Menschliche embryonale Stammzellen können induziert werden, um sich in neuronale Vorläuferzellen und anschließend in Neuronenastrozyten und Oligodendrozyten zu differenzieren. Die Typkulturmethode für menschliche embryonale Stammzellen und ihre Differenzierung in neuronale Vorläuferzellen sind jedoch sehr ineffizient und offen in vivo Kokultursystem Hier präsentieren wir ein verbessertes und robustes Kultursystem, das mit einer hochdichten Einzelzellkultur mit menschlichen embryonalen Stammzellen leicht skalierbar ist. Die Einzelzelltypkultur menschlicher embryonaler Stammzellen bietet ein schnelles und effizientes System zur Untersuchung der molekularen Mechanismen, die die mehrstufige Differenzierung entlang verschiedener und unterschiedlicher differenzierter Linien regulieren, einschließlich neuronaler Vorläuferzellen und ihrer anschließenden Differenzierung in zusätzliche neuronale Linien.

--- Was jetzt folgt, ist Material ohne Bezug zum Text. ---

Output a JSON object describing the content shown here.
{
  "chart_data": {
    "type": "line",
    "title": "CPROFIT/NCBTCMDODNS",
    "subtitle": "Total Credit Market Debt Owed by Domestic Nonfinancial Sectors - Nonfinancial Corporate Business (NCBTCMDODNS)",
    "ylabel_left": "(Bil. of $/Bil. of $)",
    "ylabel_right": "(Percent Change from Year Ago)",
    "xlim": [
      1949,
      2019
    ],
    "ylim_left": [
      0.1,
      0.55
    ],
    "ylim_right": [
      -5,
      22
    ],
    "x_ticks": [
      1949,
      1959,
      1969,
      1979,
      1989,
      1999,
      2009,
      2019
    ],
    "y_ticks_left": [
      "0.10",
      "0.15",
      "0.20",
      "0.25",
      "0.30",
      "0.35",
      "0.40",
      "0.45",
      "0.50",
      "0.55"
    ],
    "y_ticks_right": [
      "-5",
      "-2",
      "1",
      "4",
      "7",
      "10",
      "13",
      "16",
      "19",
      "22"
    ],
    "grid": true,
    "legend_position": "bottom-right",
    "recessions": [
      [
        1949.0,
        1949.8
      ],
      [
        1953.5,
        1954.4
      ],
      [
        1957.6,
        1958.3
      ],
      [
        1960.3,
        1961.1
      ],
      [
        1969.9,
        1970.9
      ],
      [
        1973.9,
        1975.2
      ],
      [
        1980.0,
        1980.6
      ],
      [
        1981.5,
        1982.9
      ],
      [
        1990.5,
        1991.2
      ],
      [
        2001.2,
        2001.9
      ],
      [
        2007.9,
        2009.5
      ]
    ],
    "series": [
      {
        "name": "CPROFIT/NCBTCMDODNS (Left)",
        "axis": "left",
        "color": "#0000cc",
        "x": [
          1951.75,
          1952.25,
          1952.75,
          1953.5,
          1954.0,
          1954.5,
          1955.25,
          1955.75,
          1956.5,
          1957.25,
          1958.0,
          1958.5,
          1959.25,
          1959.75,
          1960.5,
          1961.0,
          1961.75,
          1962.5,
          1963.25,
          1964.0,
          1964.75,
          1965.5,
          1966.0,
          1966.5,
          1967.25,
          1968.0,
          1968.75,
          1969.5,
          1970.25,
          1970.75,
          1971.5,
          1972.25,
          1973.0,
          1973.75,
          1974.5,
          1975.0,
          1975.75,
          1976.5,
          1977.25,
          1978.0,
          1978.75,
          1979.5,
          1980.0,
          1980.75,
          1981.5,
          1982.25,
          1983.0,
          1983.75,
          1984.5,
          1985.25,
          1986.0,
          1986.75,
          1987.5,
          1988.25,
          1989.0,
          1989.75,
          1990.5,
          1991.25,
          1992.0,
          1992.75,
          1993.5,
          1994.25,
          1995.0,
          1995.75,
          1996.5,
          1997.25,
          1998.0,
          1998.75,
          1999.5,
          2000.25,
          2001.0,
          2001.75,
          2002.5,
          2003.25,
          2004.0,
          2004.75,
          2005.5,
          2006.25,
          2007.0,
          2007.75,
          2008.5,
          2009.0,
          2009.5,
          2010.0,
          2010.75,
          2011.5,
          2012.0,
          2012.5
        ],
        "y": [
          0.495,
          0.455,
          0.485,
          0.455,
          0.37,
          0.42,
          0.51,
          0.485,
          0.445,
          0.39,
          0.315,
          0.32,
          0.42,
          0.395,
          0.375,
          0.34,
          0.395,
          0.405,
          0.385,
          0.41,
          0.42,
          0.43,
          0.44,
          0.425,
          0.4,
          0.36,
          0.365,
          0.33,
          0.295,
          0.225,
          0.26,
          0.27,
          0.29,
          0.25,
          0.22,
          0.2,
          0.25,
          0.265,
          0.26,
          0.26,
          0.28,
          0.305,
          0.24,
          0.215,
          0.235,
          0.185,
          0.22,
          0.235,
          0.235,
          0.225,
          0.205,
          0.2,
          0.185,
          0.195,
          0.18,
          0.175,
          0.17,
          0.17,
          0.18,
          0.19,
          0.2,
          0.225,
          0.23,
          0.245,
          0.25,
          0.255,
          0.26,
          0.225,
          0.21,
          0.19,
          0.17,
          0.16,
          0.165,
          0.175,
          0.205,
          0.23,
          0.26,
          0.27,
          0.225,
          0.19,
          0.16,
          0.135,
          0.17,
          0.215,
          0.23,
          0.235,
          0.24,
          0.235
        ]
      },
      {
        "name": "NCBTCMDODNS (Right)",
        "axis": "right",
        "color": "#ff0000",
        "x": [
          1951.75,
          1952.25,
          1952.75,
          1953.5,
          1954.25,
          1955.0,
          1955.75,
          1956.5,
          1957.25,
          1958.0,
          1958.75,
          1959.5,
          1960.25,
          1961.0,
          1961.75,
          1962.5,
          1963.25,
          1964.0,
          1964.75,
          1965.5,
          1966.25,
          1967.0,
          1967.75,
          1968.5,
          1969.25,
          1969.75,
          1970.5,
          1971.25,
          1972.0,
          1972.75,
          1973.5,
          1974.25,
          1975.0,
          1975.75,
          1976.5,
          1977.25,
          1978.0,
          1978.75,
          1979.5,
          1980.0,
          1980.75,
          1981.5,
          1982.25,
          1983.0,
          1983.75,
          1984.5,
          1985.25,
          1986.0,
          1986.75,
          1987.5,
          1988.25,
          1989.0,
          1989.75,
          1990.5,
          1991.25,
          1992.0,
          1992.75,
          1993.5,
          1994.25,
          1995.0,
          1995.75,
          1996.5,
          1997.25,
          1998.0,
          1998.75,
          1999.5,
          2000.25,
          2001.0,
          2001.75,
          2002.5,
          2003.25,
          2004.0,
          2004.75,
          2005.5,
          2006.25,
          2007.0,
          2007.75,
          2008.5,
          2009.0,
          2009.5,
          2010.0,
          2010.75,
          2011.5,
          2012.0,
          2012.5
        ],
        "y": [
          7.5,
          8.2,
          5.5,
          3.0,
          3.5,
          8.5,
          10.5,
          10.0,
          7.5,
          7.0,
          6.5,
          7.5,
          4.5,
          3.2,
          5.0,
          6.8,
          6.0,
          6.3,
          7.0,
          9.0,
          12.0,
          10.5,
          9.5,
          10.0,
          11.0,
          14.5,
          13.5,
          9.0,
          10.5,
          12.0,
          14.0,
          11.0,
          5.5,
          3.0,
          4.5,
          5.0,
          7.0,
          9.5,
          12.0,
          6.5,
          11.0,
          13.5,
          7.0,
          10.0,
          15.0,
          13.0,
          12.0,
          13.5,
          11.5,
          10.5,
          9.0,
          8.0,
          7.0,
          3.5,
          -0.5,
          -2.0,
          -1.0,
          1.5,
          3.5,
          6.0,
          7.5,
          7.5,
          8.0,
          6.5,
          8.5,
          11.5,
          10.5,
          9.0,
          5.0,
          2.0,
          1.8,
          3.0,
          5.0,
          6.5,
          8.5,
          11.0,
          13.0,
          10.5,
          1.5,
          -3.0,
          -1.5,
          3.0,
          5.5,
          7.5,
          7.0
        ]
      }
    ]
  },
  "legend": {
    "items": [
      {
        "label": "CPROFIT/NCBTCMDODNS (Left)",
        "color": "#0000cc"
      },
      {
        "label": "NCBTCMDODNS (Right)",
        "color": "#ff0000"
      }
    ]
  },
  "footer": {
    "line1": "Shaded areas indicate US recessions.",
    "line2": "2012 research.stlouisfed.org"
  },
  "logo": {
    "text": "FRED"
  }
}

Beginnen Sie mit der Vorbereitung menschlicher embryonaler Stammzellen qualifizierter Kellermembranmatrix-Beschichtete Platten. Die Kellermembranmatrixlösung bei vier Grad Celsius mindestens zwei bis drei Stunden oder über Nacht langsam auftauen. Beim Auftauen die Matrix in kaltem DMEM/F-12 bis 2% gut mischen und jeden Brunnen einer Sechs-Well-Platte mit einem Milliliter der verdünnten Lösung beschichten.